The Afghan official said the dead included Mullah Abdur Rahim, a senior Taliban commander who controls the hardline militia's forces in southern Afghanistan, where the Taliban has been most active in carrying out attacks in recent months.
But a former intelligence official from the ousted regime dismissed reports of Rahim's death as propaganda.
The U.S. military, which launched an anti-Taliban campaign called Operation Mountain Viper in late August, said 15 Taliban fighters had been killed by U.S. and allied aircraft in the past 24 hours.
"Coalition ground forces in cooperation with Afghan militia coordinated an engagement of anti-coalition forces in Kandahar province with coalition aircraft operating in support of Operation Mountain Viper," the military added in a statement issued from its headquarters at Bagram air base north of Kabul.

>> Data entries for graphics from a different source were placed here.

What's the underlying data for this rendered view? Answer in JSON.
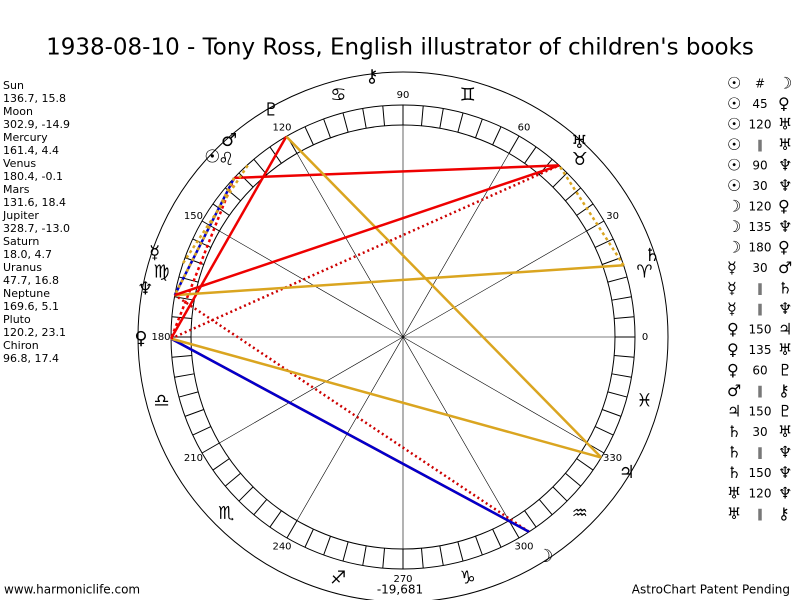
{
  "title": "1938-08-10 - Tony Ross, English illustrator of children's books",
  "planets": [
    {
      "name": "Sun",
      "glyph": "☉",
      "position": "136.7, 15.8"
    },
    {
      "name": "Moon",
      "glyph": "☽",
      "position": "302.9, -14.9"
    },
    {
      "name": "Mercury",
      "glyph": "☿",
      "position": "161.4, 4.4"
    },
    {
      "name": "Venus",
      "glyph": "♀",
      "position": "180.4, -0.1"
    },
    {
      "name": "Mars",
      "glyph": "♂",
      "position": "131.6, 18.4"
    },
    {
      "name": "Jupiter",
      "glyph": "♃",
      "position": "328.7, -13.0"
    },
    {
      "name": "Saturn",
      "glyph": "♄",
      "position": "18.0, 4.7"
    },
    {
      "name": "Uranus",
      "glyph": "♅",
      "position": "47.7, 16.8"
    },
    {
      "name": "Neptune",
      "glyph": "♆",
      "position": "169.6, 5.1"
    },
    {
      "name": "Pluto",
      "glyph": "♇",
      "position": "120.2, 23.1"
    },
    {
      "name": "Chiron",
      "glyph": "⚷",
      "position": "96.8, 17.4"
    }
  ],
  "degree_labels": [
    0,
    30,
    60,
    90,
    120,
    150,
    180,
    210,
    240,
    270,
    300,
    330
  ],
  "signs": [
    "♈",
    "♉",
    "♊",
    "♋",
    "♌",
    "♍",
    "♎",
    "♏",
    "♐",
    "♑",
    "♒",
    "♓"
  ],
  "aspects": [
    {
      "from": "☉",
      "aspect": "#",
      "to": "☽"
    },
    {
      "from": "☉",
      "aspect": "45",
      "to": "♀"
    },
    {
      "from": "☉",
      "aspect": "120",
      "to": "♅"
    },
    {
      "from": "☉",
      "aspect": "∥",
      "to": "♅"
    },
    {
      "from": "☉",
      "aspect": "90",
      "to": "♆"
    },
    {
      "from": "☉",
      "aspect": "30",
      "to": "♆"
    },
    {
      "from": "☽",
      "aspect": "120",
      "to": "♀"
    },
    {
      "from": "☽",
      "aspect": "135",
      "to": "♆"
    },
    {
      "from": "☽",
      "aspect": "180",
      "to": "♀"
    },
    {
      "from": "☿",
      "aspect": "30",
      "to": "♂"
    },
    {
      "from": "☿",
      "aspect": "∥",
      "to": "♄"
    },
    {
      "from": "☿",
      "aspect": "∥",
      "to": "♆"
    },
    {
      "from": "♀",
      "aspect": "150",
      "to": "♃"
    },
    {
      "from": "♀",
      "aspect": "135",
      "to": "♅"
    },
    {
      "from": "♀",
      "aspect": "60",
      "to": "♇"
    },
    {
      "from": "♂",
      "aspect": "∥",
      "to": "⚷"
    },
    {
      "from": "♃",
      "aspect": "150",
      "to": "♇"
    },
    {
      "from": "♄",
      "aspect": "30",
      "to": "♅"
    },
    {
      "from": "♄",
      "aspect": "∥",
      "to": "♆"
    },
    {
      "from": "♄",
      "aspect": "150",
      "to": "♆"
    },
    {
      "from": "♅",
      "aspect": "120",
      "to": "♆"
    },
    {
      "from": "♅",
      "aspect": "∥",
      "to": "⚷"
    }
  ],
  "footer": {
    "left": "www.harmoniclife.com",
    "center": "-19,681",
    "right": "AstroChart Patent Pending"
  }
}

Last week the U.S. military said it had killed up to 124 Taliban fighters since Operation Mountain Viper began, with most of the fighting centred around the Dai Chopan district of Zabul province, which borders Kandahar.

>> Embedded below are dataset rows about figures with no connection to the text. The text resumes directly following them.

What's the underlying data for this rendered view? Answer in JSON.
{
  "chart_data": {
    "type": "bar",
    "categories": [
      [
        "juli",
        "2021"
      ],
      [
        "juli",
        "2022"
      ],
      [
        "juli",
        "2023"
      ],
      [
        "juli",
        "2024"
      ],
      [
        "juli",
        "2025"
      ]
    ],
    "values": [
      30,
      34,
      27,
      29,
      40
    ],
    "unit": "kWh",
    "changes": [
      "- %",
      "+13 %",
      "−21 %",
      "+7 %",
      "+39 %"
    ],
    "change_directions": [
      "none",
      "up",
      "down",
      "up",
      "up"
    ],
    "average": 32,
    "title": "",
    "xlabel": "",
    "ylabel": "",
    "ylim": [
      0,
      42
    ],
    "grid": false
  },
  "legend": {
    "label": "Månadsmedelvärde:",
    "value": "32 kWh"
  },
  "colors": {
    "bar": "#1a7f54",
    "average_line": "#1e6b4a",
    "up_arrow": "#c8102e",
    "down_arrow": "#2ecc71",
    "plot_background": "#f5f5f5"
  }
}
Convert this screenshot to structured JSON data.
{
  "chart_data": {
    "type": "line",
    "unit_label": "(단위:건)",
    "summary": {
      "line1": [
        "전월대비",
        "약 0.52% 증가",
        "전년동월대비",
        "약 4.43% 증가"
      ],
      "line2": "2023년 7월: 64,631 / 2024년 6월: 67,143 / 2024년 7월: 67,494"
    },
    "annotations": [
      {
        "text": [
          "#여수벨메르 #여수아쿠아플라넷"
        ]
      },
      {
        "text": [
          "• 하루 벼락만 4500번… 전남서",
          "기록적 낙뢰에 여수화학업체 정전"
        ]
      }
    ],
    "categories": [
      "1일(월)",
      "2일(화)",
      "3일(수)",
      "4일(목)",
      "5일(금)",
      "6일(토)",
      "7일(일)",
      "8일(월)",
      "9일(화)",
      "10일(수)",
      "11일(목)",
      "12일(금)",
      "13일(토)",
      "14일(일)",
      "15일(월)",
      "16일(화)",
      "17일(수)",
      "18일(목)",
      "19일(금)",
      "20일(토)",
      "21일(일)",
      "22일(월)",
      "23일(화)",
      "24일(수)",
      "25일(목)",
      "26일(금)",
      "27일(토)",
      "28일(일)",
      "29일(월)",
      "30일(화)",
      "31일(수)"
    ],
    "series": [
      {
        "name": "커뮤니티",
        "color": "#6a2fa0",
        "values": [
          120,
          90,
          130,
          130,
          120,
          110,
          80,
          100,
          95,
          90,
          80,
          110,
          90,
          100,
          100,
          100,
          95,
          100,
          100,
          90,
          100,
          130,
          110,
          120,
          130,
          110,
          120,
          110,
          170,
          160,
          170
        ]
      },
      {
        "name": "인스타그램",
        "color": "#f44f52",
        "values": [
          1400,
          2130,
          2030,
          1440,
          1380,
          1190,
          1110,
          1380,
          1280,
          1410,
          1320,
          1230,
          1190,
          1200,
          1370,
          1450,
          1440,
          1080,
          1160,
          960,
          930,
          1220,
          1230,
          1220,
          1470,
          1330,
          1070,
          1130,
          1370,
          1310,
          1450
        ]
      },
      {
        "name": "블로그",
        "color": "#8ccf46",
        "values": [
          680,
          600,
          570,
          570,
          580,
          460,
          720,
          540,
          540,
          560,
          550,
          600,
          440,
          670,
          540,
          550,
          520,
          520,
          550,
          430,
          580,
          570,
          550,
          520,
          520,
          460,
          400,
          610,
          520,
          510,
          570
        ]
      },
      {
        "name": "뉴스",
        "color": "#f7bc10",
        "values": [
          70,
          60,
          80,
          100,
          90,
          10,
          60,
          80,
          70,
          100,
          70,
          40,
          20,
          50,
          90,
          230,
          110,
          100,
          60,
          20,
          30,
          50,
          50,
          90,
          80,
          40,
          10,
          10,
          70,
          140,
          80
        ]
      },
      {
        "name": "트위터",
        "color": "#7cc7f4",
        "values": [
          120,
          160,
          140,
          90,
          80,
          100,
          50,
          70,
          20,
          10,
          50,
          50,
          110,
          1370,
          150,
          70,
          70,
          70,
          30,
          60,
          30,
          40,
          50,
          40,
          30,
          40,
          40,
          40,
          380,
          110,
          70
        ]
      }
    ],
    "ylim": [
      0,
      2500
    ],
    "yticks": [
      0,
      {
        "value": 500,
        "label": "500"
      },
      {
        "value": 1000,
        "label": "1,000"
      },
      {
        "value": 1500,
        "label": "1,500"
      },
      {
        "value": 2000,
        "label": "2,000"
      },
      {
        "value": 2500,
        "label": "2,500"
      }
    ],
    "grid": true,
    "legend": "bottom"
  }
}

"Fifteen Taliban were killed, including Mullah Abdur Rahim, in Maruf district," Afghan Foreign Ministry official Khalid Khan Achakzai told Reuters, speaking in the town of Spin Boldak in southern Kandahar, near the Pakistan frontier. Mullah Abdul Samad, an intelligence officer in the radical Taliban regime, denied the death of Rahim.
"There have been deaths on both sides but it is wrong that Abdur Rahim has been killed. It is mere propaganda," he said.
Rahim was wounded earlier this year in a clash with Afghan forces in Spin Boldak, and a deputy was appointed to assist him by the fugitive Taliban leader Mullah Omar.
There are about 12,500 troops in the U.S.-led force hunting remnants of the Taliban and the al Qaeda network it sheltered.
Violence has plagued Afghanistan since the fall of the Taliban. In just over a month, more than 200 people have been killed, including Taliban guerrillas, soldiers and police, civilians and aid workers.